The children had travelled in charge of Rollo’s former childminder, a plump and caring lady called Katya. She loved the children and she loved England, but she did not care for the English language, which she spoke oddly or not at all.
‘Is here Madlyn, is here Rollo,’ she said. Then thumping herself on the chest: ‘Is here Katya.’
Uncle George shook hands with everybody. Now that they were here he had to admit that the children did not look dangerous. Madlyn was very pretty and Rollo was very small and the lady who had brought them was returning to London on the following day.

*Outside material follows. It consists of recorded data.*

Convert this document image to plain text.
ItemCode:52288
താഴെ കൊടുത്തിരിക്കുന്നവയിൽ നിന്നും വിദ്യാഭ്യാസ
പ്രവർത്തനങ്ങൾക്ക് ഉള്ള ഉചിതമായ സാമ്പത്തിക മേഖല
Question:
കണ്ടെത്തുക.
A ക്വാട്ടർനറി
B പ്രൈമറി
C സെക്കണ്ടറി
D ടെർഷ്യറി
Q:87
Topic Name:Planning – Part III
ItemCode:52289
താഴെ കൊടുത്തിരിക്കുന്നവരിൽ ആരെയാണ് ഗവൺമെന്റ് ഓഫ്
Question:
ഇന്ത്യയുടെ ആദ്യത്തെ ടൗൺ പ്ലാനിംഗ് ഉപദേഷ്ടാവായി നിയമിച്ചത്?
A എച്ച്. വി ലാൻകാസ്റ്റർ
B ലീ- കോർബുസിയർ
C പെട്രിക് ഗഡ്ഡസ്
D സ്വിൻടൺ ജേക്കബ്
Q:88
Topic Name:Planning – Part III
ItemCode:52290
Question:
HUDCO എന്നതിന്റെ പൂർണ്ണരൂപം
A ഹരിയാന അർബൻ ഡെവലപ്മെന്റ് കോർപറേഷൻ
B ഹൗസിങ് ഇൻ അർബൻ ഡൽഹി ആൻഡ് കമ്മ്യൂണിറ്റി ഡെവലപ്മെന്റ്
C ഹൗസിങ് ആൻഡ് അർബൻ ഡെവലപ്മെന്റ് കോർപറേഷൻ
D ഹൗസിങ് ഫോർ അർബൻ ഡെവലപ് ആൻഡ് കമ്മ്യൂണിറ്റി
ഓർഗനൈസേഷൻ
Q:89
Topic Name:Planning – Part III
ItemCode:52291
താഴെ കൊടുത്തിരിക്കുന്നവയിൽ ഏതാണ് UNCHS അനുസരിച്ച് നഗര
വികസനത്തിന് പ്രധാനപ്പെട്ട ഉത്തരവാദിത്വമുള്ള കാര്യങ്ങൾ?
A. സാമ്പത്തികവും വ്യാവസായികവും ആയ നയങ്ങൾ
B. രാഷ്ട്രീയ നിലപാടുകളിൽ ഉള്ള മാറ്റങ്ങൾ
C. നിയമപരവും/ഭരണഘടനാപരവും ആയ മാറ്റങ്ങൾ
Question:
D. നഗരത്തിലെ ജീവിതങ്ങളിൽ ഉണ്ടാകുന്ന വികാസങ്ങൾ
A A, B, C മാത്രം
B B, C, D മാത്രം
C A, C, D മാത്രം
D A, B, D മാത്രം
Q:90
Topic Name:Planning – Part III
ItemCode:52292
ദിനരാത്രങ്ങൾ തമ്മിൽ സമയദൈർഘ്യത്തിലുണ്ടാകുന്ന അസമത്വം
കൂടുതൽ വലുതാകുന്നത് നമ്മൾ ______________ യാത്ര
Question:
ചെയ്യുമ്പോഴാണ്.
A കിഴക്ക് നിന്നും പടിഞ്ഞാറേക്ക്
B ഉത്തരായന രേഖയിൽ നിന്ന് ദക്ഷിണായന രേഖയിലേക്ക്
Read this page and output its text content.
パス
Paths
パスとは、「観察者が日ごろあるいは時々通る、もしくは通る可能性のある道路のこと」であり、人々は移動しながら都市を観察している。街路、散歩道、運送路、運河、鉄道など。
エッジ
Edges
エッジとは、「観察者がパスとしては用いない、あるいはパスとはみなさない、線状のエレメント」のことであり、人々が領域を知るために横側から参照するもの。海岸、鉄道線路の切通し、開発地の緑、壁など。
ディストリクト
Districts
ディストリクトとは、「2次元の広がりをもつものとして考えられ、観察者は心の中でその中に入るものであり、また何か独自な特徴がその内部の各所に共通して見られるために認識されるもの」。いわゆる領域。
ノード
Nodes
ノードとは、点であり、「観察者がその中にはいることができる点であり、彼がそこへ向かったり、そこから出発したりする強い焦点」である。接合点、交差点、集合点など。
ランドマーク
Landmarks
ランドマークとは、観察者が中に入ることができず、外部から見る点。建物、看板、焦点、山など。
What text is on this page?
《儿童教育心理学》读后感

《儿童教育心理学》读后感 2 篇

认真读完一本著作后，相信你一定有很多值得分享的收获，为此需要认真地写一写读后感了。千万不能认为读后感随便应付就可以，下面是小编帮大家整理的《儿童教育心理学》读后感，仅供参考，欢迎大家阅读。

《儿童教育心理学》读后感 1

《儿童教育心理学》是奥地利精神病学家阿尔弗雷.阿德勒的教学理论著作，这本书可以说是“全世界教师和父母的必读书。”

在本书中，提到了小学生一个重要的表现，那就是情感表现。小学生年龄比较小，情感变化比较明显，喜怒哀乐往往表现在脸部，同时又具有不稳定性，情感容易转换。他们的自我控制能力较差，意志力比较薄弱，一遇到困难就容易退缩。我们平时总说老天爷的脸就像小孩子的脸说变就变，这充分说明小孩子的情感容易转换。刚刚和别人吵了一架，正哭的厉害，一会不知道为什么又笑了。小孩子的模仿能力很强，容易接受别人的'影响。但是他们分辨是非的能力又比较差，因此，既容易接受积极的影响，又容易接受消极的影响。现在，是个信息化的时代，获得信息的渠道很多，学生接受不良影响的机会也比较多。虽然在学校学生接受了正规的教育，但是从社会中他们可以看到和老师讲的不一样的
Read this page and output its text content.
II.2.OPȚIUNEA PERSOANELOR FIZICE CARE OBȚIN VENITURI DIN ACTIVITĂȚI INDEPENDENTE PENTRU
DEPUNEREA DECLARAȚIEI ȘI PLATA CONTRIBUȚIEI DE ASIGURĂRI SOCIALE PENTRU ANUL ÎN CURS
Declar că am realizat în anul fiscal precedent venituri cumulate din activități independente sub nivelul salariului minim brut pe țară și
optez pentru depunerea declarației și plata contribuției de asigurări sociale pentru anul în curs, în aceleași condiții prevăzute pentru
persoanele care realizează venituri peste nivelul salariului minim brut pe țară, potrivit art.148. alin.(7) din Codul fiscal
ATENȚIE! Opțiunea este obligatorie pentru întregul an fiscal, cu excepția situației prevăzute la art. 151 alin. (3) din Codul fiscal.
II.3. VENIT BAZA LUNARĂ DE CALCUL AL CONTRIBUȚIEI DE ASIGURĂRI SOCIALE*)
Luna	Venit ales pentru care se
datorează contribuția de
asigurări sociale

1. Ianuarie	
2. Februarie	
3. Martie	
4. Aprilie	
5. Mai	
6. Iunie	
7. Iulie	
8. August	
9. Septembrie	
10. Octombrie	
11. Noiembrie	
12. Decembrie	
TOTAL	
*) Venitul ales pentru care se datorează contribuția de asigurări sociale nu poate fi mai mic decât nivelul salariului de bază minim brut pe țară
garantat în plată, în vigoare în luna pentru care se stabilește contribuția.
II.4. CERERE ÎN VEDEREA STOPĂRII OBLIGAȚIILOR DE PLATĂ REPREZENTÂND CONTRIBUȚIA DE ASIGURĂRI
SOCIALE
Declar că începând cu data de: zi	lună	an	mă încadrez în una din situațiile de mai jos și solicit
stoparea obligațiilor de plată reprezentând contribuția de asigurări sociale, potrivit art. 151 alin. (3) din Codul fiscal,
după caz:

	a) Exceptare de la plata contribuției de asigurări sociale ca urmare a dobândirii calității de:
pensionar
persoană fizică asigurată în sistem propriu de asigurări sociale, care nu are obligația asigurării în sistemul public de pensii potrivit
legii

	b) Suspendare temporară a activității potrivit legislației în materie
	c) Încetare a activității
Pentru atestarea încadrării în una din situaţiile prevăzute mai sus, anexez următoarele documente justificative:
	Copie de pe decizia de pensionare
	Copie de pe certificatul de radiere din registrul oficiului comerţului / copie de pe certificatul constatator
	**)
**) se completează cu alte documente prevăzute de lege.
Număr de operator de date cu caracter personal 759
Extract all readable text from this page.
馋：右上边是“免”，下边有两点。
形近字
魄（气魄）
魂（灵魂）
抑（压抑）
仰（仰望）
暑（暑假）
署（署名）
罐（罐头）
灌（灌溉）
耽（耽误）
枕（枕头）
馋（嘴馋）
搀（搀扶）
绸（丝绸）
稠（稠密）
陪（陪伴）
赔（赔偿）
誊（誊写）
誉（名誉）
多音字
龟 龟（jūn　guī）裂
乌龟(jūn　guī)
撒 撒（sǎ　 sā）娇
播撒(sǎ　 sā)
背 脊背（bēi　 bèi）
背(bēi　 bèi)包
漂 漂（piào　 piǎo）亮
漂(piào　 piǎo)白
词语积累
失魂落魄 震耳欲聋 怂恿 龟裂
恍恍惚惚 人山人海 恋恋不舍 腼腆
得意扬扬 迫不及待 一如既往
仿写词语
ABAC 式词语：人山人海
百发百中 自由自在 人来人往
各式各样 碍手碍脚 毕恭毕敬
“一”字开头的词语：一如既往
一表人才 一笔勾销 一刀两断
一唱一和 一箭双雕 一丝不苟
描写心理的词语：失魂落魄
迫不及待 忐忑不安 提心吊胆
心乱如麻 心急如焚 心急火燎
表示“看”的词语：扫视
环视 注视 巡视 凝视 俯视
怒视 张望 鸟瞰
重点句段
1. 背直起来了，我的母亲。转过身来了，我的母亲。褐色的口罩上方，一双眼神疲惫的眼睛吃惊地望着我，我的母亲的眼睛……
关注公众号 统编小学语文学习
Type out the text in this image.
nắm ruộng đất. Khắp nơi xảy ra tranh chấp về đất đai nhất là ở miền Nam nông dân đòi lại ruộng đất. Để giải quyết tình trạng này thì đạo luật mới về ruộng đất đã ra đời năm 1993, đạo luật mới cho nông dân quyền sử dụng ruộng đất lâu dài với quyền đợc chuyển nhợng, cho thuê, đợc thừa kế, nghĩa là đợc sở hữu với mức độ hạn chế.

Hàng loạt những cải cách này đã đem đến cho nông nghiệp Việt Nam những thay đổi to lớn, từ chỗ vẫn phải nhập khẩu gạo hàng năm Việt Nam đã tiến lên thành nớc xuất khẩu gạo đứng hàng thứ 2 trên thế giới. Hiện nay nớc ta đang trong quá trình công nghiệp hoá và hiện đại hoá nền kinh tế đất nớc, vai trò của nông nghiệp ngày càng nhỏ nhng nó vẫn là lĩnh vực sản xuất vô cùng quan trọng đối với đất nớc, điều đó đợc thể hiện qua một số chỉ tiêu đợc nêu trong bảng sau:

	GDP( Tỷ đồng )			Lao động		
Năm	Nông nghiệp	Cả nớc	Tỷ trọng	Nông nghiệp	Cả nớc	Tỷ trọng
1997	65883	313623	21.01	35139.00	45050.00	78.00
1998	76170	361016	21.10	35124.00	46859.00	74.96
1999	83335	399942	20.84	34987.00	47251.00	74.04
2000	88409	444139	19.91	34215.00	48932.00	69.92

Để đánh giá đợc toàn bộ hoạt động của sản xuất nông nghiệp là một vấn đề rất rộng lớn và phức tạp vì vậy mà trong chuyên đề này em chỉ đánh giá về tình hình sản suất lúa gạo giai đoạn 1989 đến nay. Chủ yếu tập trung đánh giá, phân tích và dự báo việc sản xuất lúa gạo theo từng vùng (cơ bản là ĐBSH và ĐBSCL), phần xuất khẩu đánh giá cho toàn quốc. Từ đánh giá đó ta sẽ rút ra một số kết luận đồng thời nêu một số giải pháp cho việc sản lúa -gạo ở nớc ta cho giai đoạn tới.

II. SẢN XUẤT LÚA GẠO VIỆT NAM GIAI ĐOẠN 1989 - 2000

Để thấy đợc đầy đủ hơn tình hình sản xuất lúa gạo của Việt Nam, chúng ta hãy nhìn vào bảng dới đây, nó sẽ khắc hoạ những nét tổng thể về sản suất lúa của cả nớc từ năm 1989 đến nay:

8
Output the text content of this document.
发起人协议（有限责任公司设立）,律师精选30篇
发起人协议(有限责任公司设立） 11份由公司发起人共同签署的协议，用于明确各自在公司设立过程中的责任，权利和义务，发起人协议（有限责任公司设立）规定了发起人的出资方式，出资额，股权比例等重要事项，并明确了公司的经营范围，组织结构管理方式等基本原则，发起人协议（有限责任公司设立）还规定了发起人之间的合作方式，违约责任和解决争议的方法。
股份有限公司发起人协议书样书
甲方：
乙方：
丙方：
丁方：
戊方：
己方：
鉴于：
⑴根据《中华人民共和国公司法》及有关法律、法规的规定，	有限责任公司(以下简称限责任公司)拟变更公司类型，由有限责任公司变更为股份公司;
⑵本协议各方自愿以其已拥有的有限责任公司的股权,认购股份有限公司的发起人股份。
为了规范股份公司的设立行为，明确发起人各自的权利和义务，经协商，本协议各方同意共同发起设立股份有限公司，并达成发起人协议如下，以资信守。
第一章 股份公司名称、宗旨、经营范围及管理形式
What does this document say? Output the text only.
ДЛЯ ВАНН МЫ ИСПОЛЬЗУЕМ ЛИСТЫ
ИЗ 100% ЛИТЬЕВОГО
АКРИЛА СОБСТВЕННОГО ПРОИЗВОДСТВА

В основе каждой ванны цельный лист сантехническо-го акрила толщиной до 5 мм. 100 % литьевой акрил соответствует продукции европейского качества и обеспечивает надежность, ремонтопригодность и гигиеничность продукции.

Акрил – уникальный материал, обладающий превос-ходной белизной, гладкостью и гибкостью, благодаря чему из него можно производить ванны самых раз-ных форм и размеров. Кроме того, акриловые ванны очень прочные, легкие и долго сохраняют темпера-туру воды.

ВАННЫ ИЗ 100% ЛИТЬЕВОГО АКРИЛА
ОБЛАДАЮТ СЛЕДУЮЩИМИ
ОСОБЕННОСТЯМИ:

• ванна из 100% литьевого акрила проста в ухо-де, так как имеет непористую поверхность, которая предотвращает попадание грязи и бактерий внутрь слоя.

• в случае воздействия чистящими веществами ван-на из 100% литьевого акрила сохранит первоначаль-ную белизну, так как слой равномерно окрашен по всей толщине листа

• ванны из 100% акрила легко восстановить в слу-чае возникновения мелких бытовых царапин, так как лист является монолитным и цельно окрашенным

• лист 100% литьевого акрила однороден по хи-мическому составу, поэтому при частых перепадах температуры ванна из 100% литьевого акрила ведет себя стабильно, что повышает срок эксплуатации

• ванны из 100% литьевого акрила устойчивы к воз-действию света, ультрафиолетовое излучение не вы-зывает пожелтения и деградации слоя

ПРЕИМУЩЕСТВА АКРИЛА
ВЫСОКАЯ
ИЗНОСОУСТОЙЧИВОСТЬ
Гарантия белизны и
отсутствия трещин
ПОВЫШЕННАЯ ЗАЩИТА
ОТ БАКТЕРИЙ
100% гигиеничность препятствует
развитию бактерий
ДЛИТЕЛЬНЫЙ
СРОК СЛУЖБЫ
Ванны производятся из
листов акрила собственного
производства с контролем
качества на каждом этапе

As the children followed Aunt Emily up the stone staircase and down the corridor which led to their rooms a figure in a long dressing gown appeared suddenly and came towards them. They stopped, ready to greet him, but when he saw them the man turned round abruptly and scuttled away.
‘Oh dear,’ said Aunt Emily when he was out of sight. ‘I did so hope he would say good evening to you. He’s a very polite person really, but so dreadfully shy.’
‘Who is he?’ asked Madlyn.
‘It’s Cousin Howard. He finds it so hard to meet new people but I hoped as you were “family”… Never mind, I’m sure when he knows you better… Now here are your rooms.’
Their rooms were in the newest part of the castle, which was only three hundred years old. They were next to each other with a connecting door between them, and Katya’s room was across the corridor, so they slept well and were up early next morning to explore.
They found Aunt Emily in the kitchen with Mrs Grove, who always came in early from the village.
Madlyn liked Mrs Grove straight away; she was sensible and friendly, and when Rollo said he didn’t like porridge, that was the end of that. She didn’t try to persuade him or fuss and when Madlyn explained that he had toast fingers and Marmite for breakfast every day of his life, she said that was perfectly normal.